民生機器と異なり,車載機器では制御している最中に故障が発生した場合,人命にかかわる事故の原因となる可能性があります.このため,車載機器では民生機器より高い10Fit注2/10ppm注3以下という目標値を掲げて製品を開発している場合があります.そして,不良が1個発生するたびに原因を特定して不良率をなくすことを求められるので,メーカは品質改善のための体制を確立する必要があります.

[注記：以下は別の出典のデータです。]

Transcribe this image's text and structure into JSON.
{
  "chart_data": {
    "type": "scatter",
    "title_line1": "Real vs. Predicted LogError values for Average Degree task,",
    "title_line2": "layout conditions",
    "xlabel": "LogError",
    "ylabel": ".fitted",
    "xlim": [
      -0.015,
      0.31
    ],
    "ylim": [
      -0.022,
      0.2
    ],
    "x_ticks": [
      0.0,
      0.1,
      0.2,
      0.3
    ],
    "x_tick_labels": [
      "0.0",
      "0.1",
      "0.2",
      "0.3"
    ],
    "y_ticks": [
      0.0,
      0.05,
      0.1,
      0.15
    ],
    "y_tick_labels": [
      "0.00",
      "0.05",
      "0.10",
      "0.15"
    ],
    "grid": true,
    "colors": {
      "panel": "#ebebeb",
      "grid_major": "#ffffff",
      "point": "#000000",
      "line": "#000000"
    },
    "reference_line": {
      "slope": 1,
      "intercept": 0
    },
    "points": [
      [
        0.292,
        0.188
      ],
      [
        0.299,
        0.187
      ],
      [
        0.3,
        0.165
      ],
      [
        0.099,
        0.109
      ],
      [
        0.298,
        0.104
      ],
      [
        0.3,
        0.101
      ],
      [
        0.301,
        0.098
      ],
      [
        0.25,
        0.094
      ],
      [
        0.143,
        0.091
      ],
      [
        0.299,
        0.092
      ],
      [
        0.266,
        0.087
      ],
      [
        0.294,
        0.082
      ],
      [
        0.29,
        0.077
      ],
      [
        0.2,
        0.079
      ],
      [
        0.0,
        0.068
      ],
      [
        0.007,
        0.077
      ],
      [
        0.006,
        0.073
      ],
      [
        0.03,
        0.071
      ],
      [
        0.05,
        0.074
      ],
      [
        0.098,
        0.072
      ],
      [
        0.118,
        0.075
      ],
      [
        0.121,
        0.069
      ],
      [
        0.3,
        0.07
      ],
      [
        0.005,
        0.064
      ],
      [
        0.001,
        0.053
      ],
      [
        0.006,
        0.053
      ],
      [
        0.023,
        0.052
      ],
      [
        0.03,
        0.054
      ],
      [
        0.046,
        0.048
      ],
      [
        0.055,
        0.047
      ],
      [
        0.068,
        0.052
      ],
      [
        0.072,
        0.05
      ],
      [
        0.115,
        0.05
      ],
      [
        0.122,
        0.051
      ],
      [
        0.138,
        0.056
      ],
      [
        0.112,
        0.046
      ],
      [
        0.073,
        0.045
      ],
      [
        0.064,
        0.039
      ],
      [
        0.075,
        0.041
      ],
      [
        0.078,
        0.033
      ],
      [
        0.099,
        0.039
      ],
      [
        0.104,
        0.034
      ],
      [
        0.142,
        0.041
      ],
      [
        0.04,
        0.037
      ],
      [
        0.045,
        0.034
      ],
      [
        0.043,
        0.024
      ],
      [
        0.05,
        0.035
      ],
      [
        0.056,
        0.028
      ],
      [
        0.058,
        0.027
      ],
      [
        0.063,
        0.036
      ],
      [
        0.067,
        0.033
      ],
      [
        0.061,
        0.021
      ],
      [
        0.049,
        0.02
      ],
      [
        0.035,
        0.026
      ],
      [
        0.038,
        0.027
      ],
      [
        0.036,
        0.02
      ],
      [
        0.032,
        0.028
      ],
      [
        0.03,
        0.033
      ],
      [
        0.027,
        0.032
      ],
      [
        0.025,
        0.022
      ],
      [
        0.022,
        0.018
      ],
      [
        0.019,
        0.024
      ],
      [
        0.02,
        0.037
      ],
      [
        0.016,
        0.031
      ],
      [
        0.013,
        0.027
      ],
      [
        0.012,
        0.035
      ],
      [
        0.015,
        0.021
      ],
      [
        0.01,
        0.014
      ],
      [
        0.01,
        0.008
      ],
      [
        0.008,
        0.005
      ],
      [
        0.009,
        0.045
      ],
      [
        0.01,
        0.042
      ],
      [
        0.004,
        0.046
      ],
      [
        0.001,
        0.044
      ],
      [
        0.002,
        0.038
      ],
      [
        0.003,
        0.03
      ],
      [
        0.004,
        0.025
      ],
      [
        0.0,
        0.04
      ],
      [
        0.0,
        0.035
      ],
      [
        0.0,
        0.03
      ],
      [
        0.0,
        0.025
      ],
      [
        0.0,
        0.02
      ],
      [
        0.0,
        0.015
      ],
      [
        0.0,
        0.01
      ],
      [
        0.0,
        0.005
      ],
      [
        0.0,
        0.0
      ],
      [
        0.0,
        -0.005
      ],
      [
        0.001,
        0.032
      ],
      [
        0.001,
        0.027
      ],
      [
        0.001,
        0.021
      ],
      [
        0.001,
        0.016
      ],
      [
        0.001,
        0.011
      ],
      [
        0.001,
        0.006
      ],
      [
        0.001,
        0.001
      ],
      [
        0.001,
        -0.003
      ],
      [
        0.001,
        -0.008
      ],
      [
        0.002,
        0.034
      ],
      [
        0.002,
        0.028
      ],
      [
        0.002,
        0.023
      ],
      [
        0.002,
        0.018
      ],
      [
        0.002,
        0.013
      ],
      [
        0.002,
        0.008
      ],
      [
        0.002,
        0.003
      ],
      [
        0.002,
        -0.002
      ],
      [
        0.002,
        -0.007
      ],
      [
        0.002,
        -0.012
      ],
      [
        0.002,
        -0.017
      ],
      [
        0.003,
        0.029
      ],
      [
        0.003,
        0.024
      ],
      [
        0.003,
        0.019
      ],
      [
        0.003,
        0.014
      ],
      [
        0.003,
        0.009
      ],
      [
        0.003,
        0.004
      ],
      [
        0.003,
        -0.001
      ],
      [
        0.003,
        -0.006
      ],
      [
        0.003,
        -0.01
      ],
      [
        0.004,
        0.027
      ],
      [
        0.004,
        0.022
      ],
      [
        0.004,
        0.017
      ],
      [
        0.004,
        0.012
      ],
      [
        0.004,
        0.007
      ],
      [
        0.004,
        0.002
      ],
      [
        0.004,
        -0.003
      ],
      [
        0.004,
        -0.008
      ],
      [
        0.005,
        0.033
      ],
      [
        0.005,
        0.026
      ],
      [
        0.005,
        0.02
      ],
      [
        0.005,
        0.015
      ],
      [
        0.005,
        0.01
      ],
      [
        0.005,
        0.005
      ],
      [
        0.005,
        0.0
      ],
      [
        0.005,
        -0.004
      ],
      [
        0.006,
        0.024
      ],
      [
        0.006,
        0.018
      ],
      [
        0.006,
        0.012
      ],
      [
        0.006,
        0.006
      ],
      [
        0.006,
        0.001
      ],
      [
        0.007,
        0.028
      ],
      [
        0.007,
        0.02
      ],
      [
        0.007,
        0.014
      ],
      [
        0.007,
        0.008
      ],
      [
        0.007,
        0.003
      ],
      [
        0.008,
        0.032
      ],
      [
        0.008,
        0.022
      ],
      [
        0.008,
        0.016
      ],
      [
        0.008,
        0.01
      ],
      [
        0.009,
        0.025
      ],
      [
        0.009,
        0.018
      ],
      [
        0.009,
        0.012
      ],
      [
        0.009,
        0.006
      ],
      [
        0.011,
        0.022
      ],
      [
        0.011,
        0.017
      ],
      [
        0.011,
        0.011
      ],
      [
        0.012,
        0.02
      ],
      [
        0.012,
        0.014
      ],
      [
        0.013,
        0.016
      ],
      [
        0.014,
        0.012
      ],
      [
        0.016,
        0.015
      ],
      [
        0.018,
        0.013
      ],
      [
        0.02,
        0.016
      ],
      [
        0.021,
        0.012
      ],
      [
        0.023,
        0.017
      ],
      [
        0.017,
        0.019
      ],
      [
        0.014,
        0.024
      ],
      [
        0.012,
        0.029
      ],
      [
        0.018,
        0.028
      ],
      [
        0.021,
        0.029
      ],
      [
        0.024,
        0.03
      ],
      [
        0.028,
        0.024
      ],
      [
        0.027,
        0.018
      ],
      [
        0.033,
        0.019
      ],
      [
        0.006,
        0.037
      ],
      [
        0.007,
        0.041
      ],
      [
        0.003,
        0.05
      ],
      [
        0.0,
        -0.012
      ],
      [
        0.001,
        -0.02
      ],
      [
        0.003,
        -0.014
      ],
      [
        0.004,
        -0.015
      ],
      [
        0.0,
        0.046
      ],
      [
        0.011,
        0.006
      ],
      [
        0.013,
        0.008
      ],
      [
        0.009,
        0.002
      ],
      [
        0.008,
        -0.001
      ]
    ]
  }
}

この要求に対応するため,半導体メーカでは製品に欠陥がない状態で出荷するように絶えず取り組んでいます.製造プロセスがムーアの法則に従い18ヵ月で2倍の回路規模を取り込めるように発展しているため,新製品を開発するときの故障回路検出用のテスト・プログラムの開発期間が飛躍的に増大してきています.最新の32ビット・マイコンを開発する場合には,回路規模が1,000万トランジスタを超えているため,テスト・パターンの開発には十分な時間をかける必要があります.そこで,EDAツールを活用して回路レベルで故障シミュレーションを実施し,人的作業のミスをなくして出荷できる体制を整備しています.
また,製品開発面では事故を防止するために,つねに安全な場所まで移動できるだけの最低限の動作注4 や,故障が発生した場合に乗員へ通知する機能などが車載機器に求められています.この要求に対応するため,通常の制御処理に比べて2倍以上の回路規模と回路性能,および検証作業が必要となります.また,自動車を販売した後で故障が起きた場合,まず故障原因が単発的なものなのか,類似する問題が発生するのかを分析しなくてはなりません.後者の場合,最悪,リコールとなることもあるため,自動車メーカだけでなく部品を供給する会社にも迅速に対応できる体制を整えることが求められます.
注2;Fit(failure in time)は初期故障・偶発故障期間の故障率を示す.1Fit(1×10-9)は,10億個出荷した場合,その使用期間中に1時間当たり1個の不良しか許さないことを示す.
注3;1ppm(part per million=1×10-6)は,100万個出荷時に1個の不良しか許さないことを示す.
注4;例えば,エンジンであれば安全な場所まで移動できる最低限の速度,ABSであればブレーキ制御は行えないがペダルを踏むとブレーキがかかり止まれることなど.